Au terme de Bilbo, la juste guerre des Nains, des elfes et des hommes contre les gobelins (orques) menés par Bolg, aurait pu tourner court, même avec l’aide de Gandalf, même avec l’aide si précieuse des Aigles, car « ils demeuraient inférieurs en nombre ». Ils ont dû leur salut à Beorn :
« Beorn lui-même apparut – sans qu’on sache comment, ni d’où il était apparu. Il vint seul, sous forme d’ours ; et dans sa colère, il semblait avoir pris une taille gigantesque ». Dans un premier temps, écartant « les loups et les gobelins comme s’ils étaient faits de plume et de paille, il « souleva Thorin et le transporta hors du champ de bataille. Il revint bientôt, sa colère redoublée, et rien ne put lui résister, ni aucune arme lui porter atteinte. Dispersant la garde rapprochée, il renversa Bolg lui-même et l’écrasa. Sa mort jeta la consternation chez les gobelins, qui s’enfuirent dans toutes les directions. Mais chez leurs adversaires, un nouvel espoir avait chassé toute fatigue, et ils se mirent immédiatement à leur poursuite », de sorte que « les trois quarts des guerriers gobelins du Nord avaient péri ce jour-là, et les montagnes connurent la paix pendant de longues années [1] ».
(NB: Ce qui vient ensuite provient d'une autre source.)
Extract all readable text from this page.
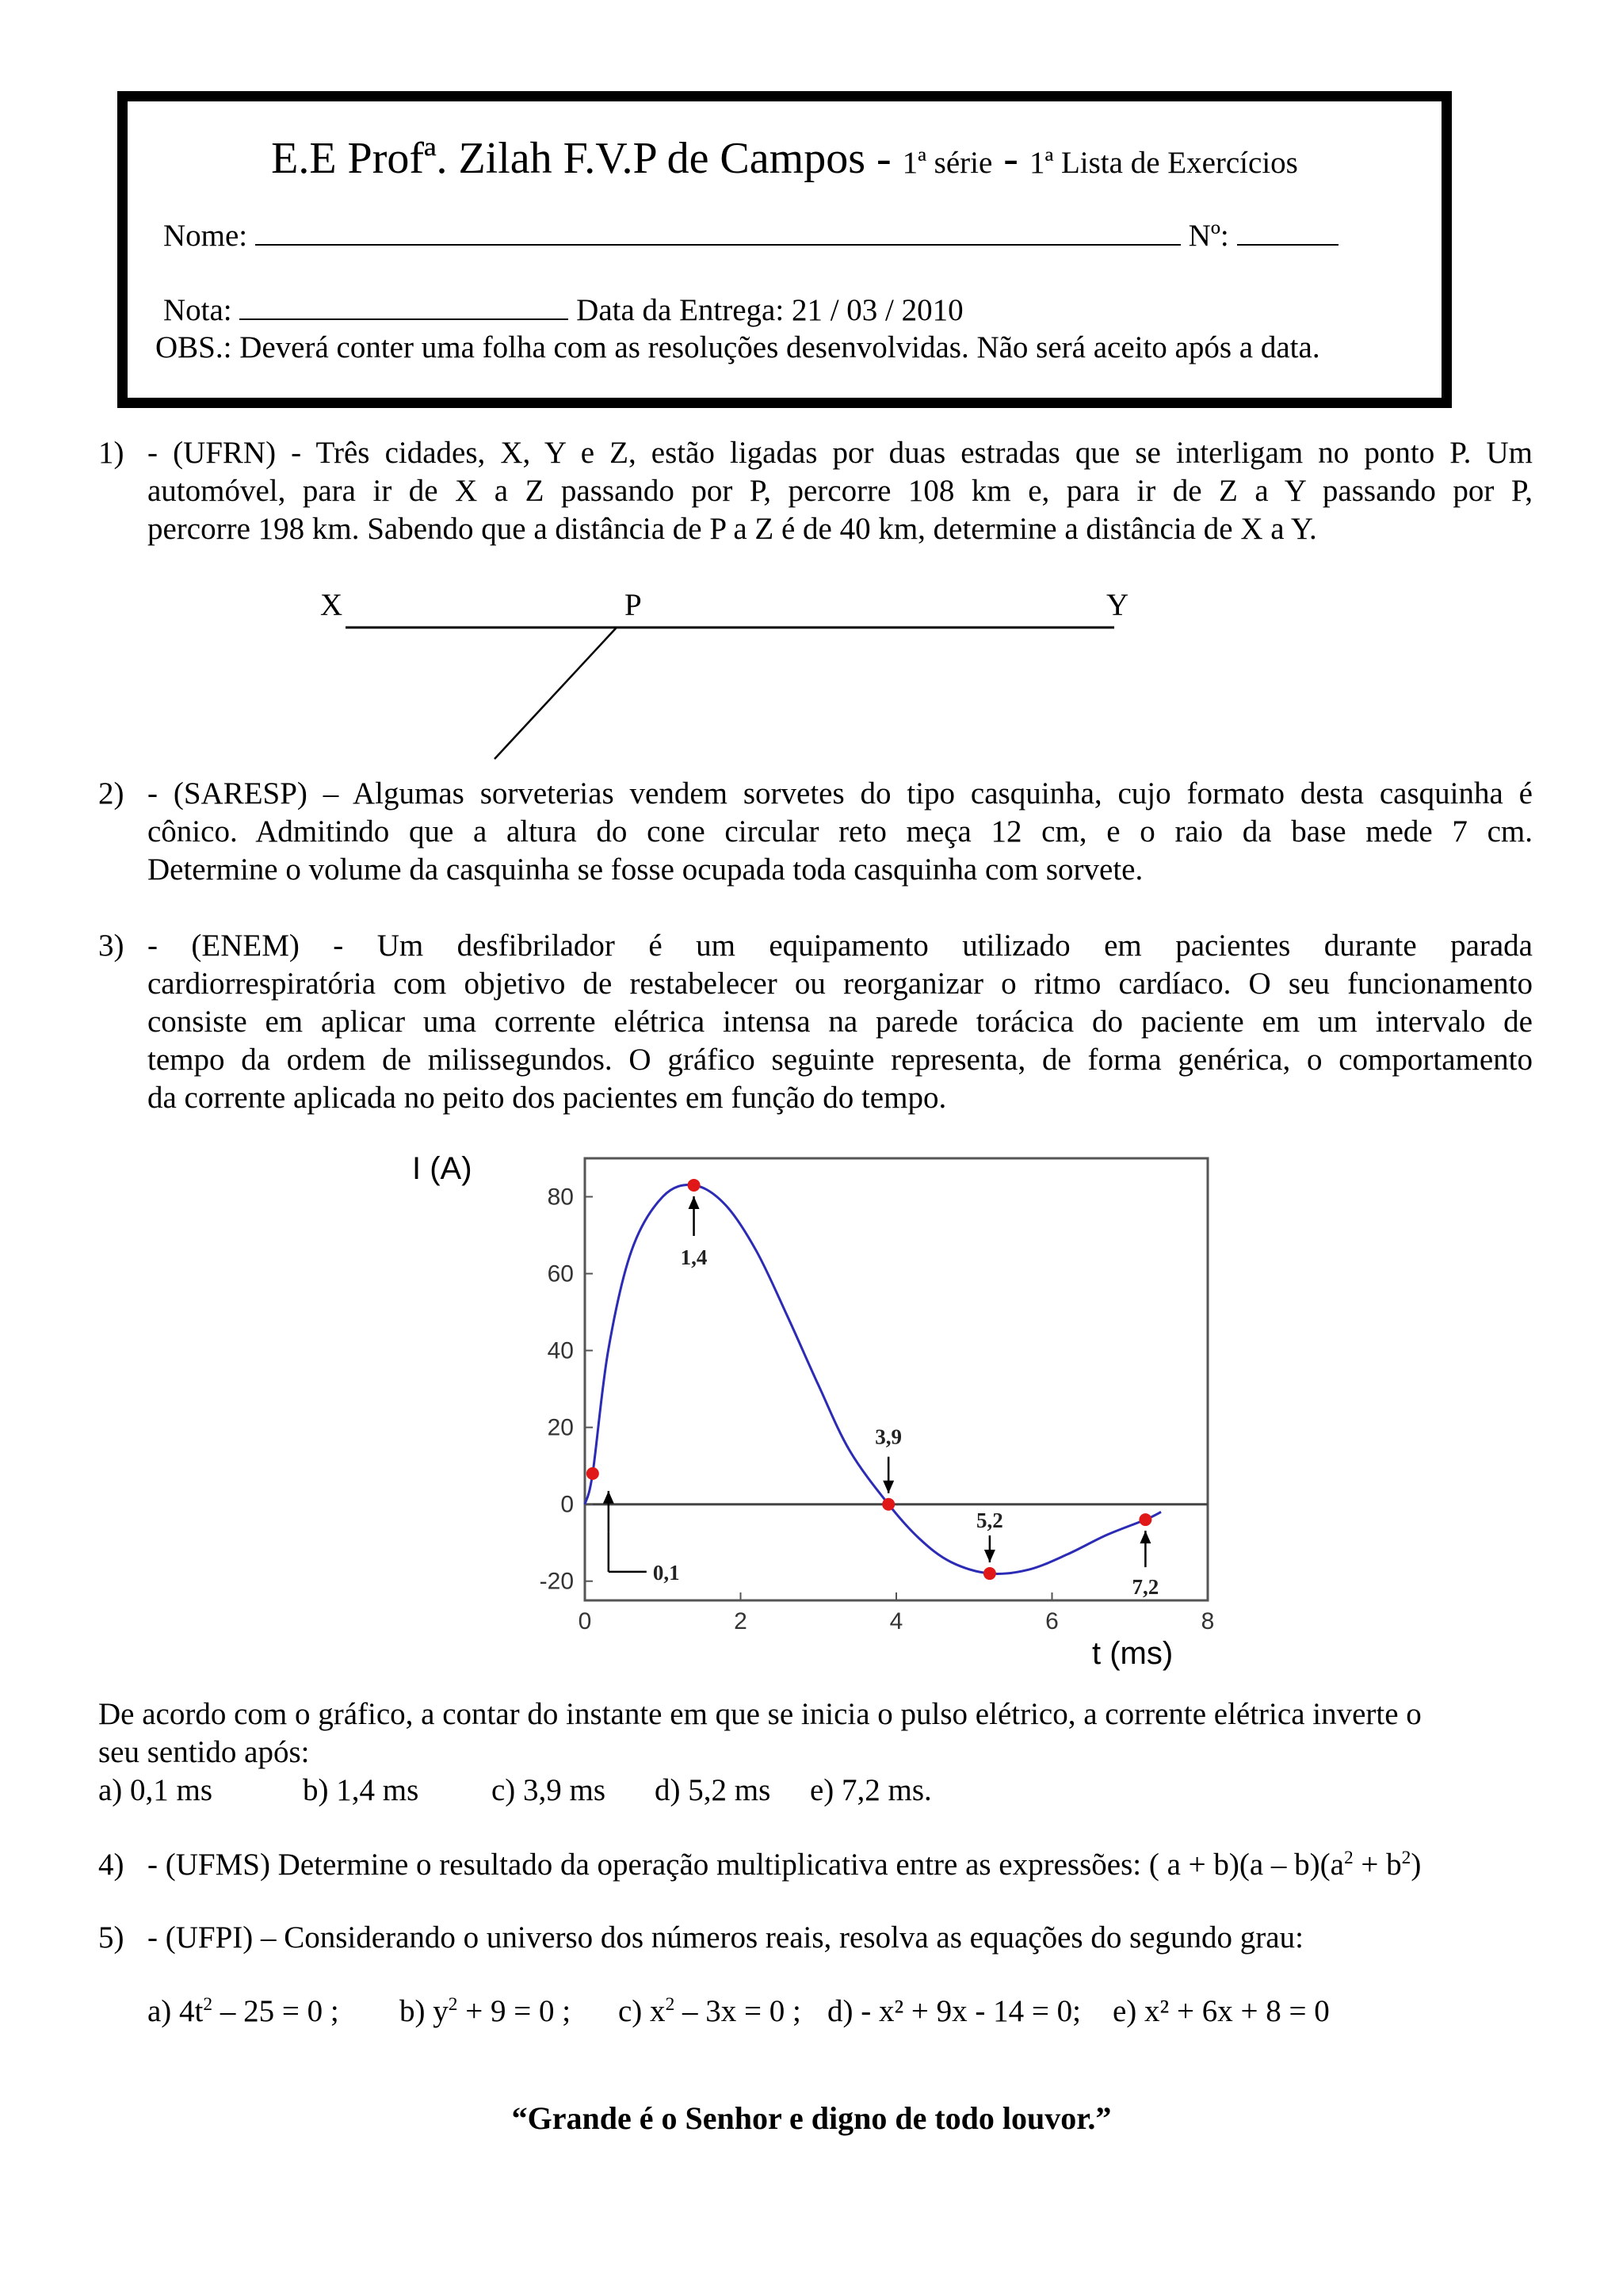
E.E Profª. Zilah F.V.P de Campos - 1ª série - 1ª Lista de Exercícios
Nome:	Nº:
Nota:	Data da Entrega: 21 / 03 / 2010
OBS.: Deverá conter uma folha com as resoluções desenvolvidas. Não será aceito após a data.
1) - (UFRN) - Três cidades, X, Y e Z, estão ligadas por duas estradas que se interligam no ponto P. Um
automóvel, para ir de X a Z passando por P, percorre 108 km e, para ir de Z a Y passando por P,
percorre 198 km. Sabendo que a distância de P a Z é de 40 km, determine a distância de X a Y.
X	P	Y
2) - (SARESP) – Algumas sorveterias vendem sorvetes do tipo casquinha, cujo formato desta casquinha é
cônico. Admitindo que a altura do cone circular reto meça 12 cm, e o raio da base mede 7 cm.
Determine o volume da casquinha se fosse ocupada toda casquinha com sorvete.
3) - (ENEM) - Um desfibrilador é um equipamento utilizado em pacientes durante parada
cardiorrespiratória com objetivo de restabelecer ou reorganizar o ritmo cardíaco. O seu funcionamento
consiste em aplicar uma corrente elétrica intensa na parede torácica do paciente em um intervalo de
tempo da ordem de milissegundos. O gráfico seguinte representa, de forma genérica, o comportamento
da corrente aplicada no peito dos pacientes em função do tempo.
I (A)
t (ms)
0	2	4	6	8
80
60
40
20
0
-20	0,1
1,4
3,9
5,2
7,2
De acordo com o gráfico, a contar do instante em que se inicia o pulso elétrico, a corrente elétrica inverte o
seu sentido após:
a) 0,1 ms	b) 1,4 ms c) 3,9 ms d) 5,2 ms e) 7,2 ms.
4) - (UFMS) Determine o resultado da operação multiplicativa entre as expressões: ( $a + b)(a - b)(a^2 + b^2)$
5) - (UFPI) – Considerando o universo dos números reais, resolva as equações do segundo grau:
a) $4t^2 - 25 = 0$ ; b) $y^2 + 9 = 0$ ; c) $x^2 - 3x = 0$ ; d) - x² + 9x - 14 = 0; e) x² + 6x + 8 = 0
“Grande é o Senhor e digno de todo louvor.”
Ce Beorn représente la puissance de la juste colère. Sans colère, il n’aurait pas eu la force de mobiliser toute l’énergie nécessaire pour vaincre un ennemi supérieur en nombre. Cette énergie est telle qu’elle le transforme, c’est-à-dire le fait changer de forme et lui donne, au moins en apparence, « une taille gigantesque ». Sans justice, Beorn n’aurait été que rage vengeresse et aurait conduit à amplifier la spirale de la violence, alors que « les montagnes connurent la paix pendant de longues années ». Un autre signe de cette justesse est que, en un premier temps, il a rendu hommage à Thorin ; or, le roi, ici des Nains, symbolise la figure du droit, de la justice, dans le droit ancien (un chevalier est lié non pas à un pays, mais à une personne, le suzerain, un roi). Un autre signe est le caractère contagieux de son exemple.
Nous trouvons ici une des belles incarnations de la force domestiquée et même christianisée. À l’instar de ce qu’opéra la chevalerie, l’énergie de Beorn fut mise au service de la vérité et de la justice. Dans le glossaire de son édition de la Saga du Roi Heidrek le Sage, Christopher Tolkien observe que Beorn hérite des qualités du légendaire berserker de la tradition nordique et définit ainsi ce dernier à partir de son étymologie, « vêtu (plastronné) comme un ours » :
« un homme capable d’une rage folle ou d’attaques déchaînées. Les berserks avaient la réputation de se battre sans plastron, rageant comme des loups en déployant la force d’un ours ; on peut presque les considérer comme des êtres capables de changer de forme, et d’acquérir la force et la férocité d’une bête. Au temps du paganisme, les berserks étaient fort recherchés comme guerriers, mais sous la foi chrétienne, ceux qui ‘devenaient berserk’ s’exposaient à de lourdes sanctions [2] ».
Pascal Ide
[1] Le Hobbit annoté, Douglas A. Anderson éd., dans John R. R. Tolkien, Le Hobbit ou un aller et retour, trad. Daniel Lauzon, Paris, Christian Bourgois, 2012, p. 403, Annotation en marge : note 3.
[2] The Saga of King Heidrek the Wise, Christopher Tolkien éd., London, Thomas Nelson and Sons Ltd, 1960, p. 93.